Two-factor authentication adds a second level of verification to an account log-in. The additional credential can be an additional piece of information known by the user such as a phone number or owned by the user like a biometric. The added layer of security can trump the action of a hacker selling your information to leverage for their own nefarious means in other attacks or worse, exploit your personal information.
If it seems like a hassle, it can be. Plus, there is a dilemma with hackers that pretend to be users and request to recover sign-in credentials – it’s a bit too easy.
Despite its flaws, two-factor authentication is here to stay and it is part of the larger movement of maturing multi-factor authentication. For instance, biometrics are one way to solve the credential recovery issue. If your fingerprint or voice is required to get back into a locked phone or forgotten account, it is unique to you and you no longer need to search for forgotten passwords or old phone numbers. Your unique biometrics, like your voice, makes recovery access much easier.

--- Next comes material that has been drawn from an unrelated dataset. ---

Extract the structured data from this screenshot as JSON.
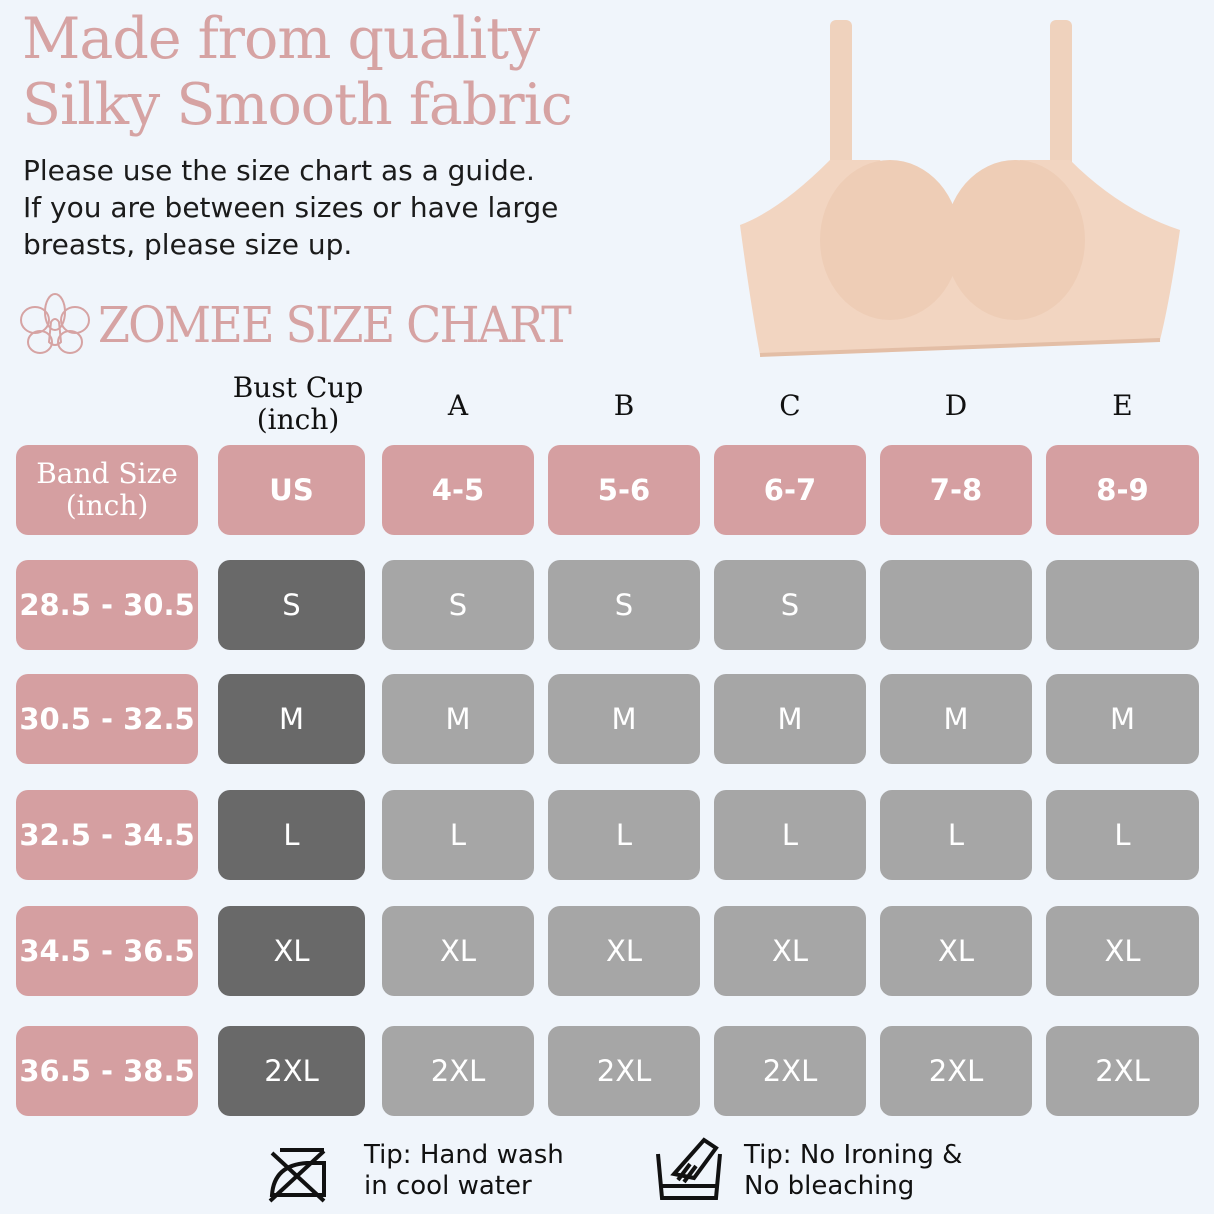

No matter how good passwords are, how good the voice tech is, it’s always better to have a second factor of authentication. It may not stop every attacker, but creating more than one layer of authentication certainly creates a roadblock for many of them.
Remember, fraudsters are always looking for the next easy target. The voice UI’s appeal of unique authentication, is also another avenue for criminals to explore and exploit. And when, not if, but when they figure out how to hack it – you do not want to be the company that did not listen to the warnings to safeguard your business.